Any hospital dealing with significant numbers of congestive heart failure patients would want to reduce costly admissions with better management for people in their homes. And Inova Mount Vernon Hospital, a 237-bed facility in Northern Virginia, is no different.

That's why it promptly embraced an idea to monitor its CHF patients' daily weight and symptoms without having to see them in a healthcare setting. So it turned to a concept that uses surprisingly simple technology: a scale and a telephone, to learn the earliest signs of fluid buildup and treat those patients before their disease gets out of control.

The process, using Pharos Innovations' Tel-Assurance Remote Patient Monitoring Platform, takes only three minutes.

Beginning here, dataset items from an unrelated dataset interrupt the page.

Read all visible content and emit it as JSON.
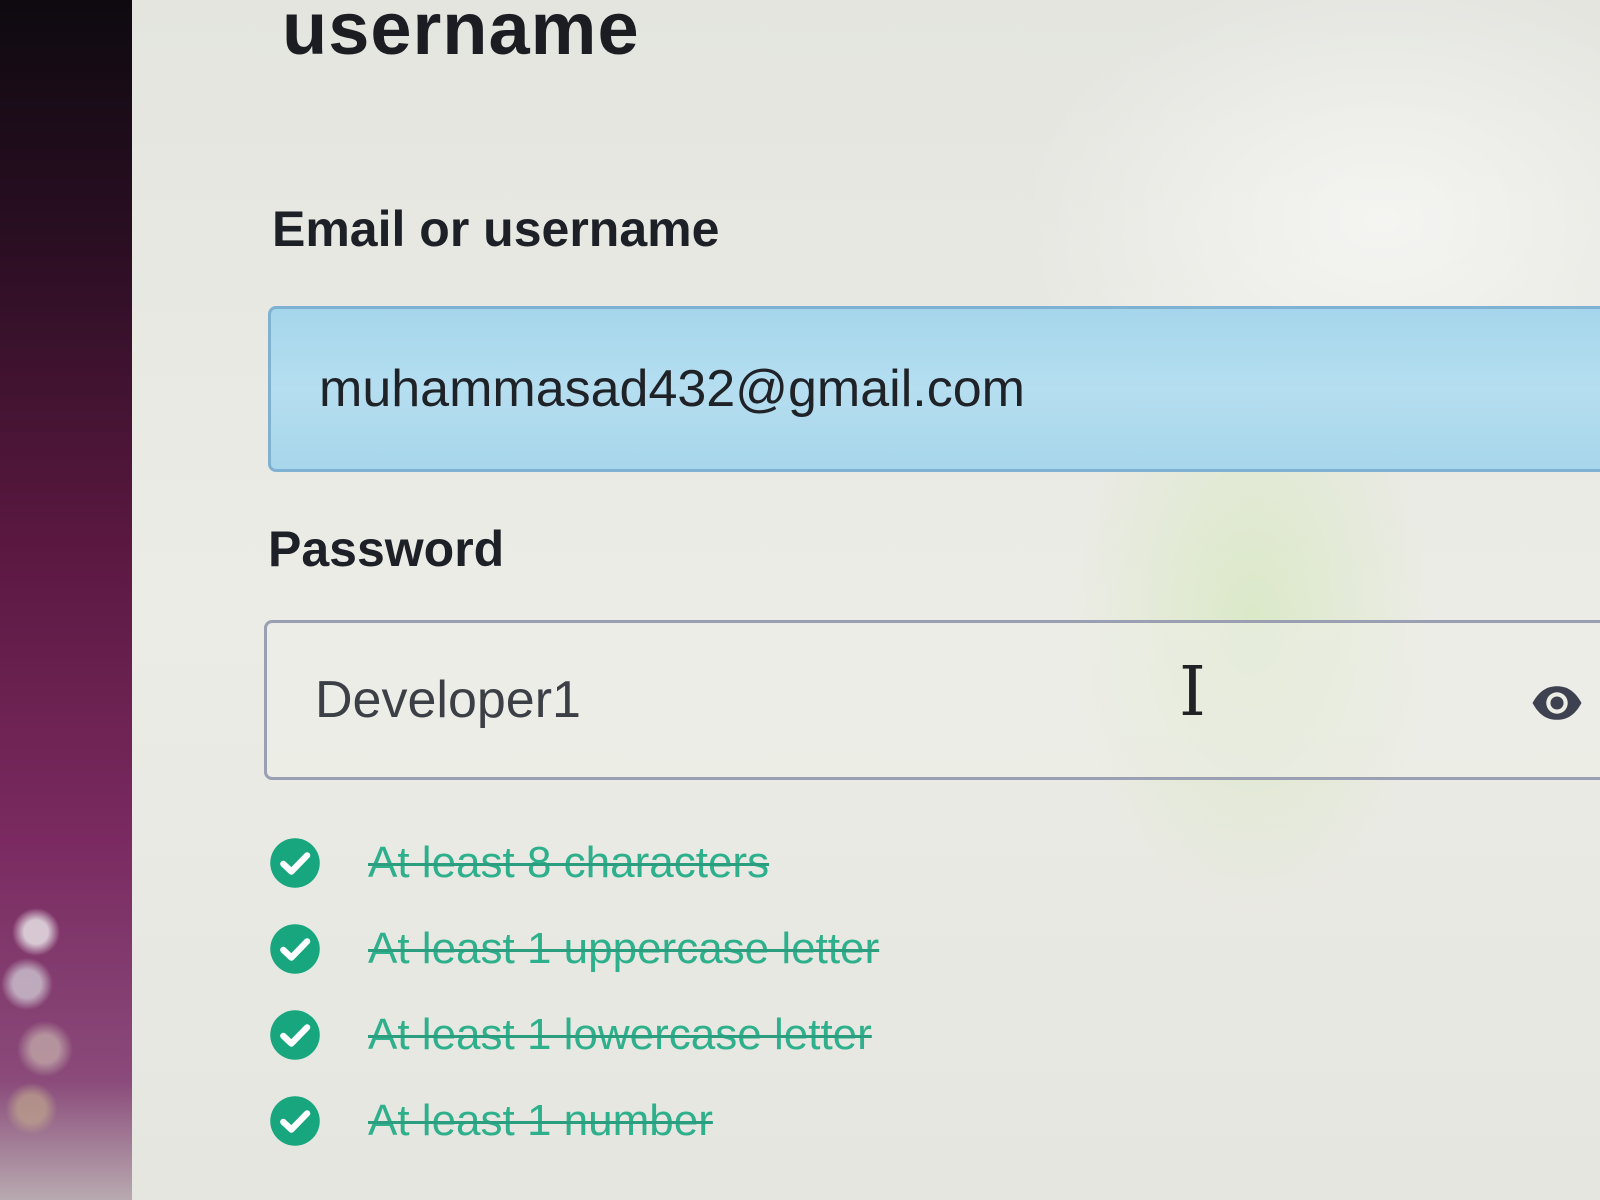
{
  "header": {
    "title": "username"
  },
  "form": {
    "email_label": "Email or username",
    "email_value": "muhammasad432@gmail.com",
    "password_label": "Password",
    "password_value": "Developer1"
  },
  "password_rules": [
    {
      "text": "At least 8 characters",
      "met": true
    },
    {
      "text": "At least 1 uppercase letter",
      "met": true
    },
    {
      "text": "At least 1 lowercase letter",
      "met": true
    },
    {
      "text": "At least 1 number",
      "met": true
    }
  ],
  "icons": {
    "visibility_toggle": "eye-icon",
    "rule_met": "check-circle-icon",
    "cursor": "text-cursor-icon"
  },
  "colors": {
    "success": "#17a67e",
    "email_field_fill": "#b0dbef",
    "email_field_border": "#7fb1d2",
    "text_primary": "#1d2026"
  }
}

"We don't have firm metrics yet, but patient satisfaction is high, and initial results favorable in terms of decreased admission rates," and for those who were admitted, their lengths of stay and acuity were reduced, as well as their cost of care, says Harvey Sherber, a cardiologist and medical director of Inova's heart and vascular program.

The health system is so encouraged by the results, it is adopting the system in its four other Inova Health System hospitals: Inova Fairfax, Inova Alexandria, Inova Loudon, and Inova Fair Oaks, Sherber says.

The program began enrolling CHF patients last October. They were told to weigh themselves daily, and call in their weight to a special number. They would also report any symptom changes daily.

If they do report such symptoms, a case manager calls them back promptly to schedule a visit to see if a medication adjustment is necessary. And, the patients are reinforced on a daily basis to watch their sodium intake and make sure they are medication compliant.

"If there are any variances, their physician's practice is promptly notified," Sherber says.

Lynne Weir, physical therapist and the Inova cardiac program's clinical coordinator who works with the program, says the patients answer five questions on the phone:

  • Are they short of breath more than usual?

  • Did they notice swelling or bloating more than usual?

  • Did they wake up with shortness of breath?

  • Did they have to sleep in a chair or propped up with pillows?

  • Were they light-headed or dizzy?

If the patients don't call the designated number by noon, a case worker calls them back directly.  During the first six months of the program, 47 patients complied consistently.

Also, if they don't own a scale and don't have the means to buy one, Inova will take care of that too.

Compared with another set of patients who were not enrolled in the program or who were enrolled but for some reason dropped out, the CHF project reduced rehospitalizations as well as the cost of each hospitalization, from $10,305 to $6,536.

"We avoided a lot of panic calls to doctors offices, too," Weir says.

Also compared with another set of patients with CHF seen by the health system a year earlier, the hospital was able to reduce all-cause admissions by 31%.

The return on investment is favorable as well, Weir says. With an average cost of $50 per patient per month, the savings were worth it, even considering start-up costs, she says.

The program's cost was estimated at $74,300 for the first six months, with an estimated saving from avoided hospitalizations, or avoided more acute hospitalizations, of $99,291.

Now, the health system has expanded the program 150 patients.

Sherber says that for these patients, who tend to be older with multiple medical issues, taking the time to weigh themselves daily and monitor their symptoms may be something they otherwise would not want perform.

"This is an example of an implementation of a program that not only helps patients, but also helps physicians deliver care they want to give and helps the hospital to decrease unnecessary utilization at the same time," Sherber says. He adds that a similar call-in template is now being developed for patients with diabetes.

"A year from now, we'll be enrolling a lot more patients in this program," he says.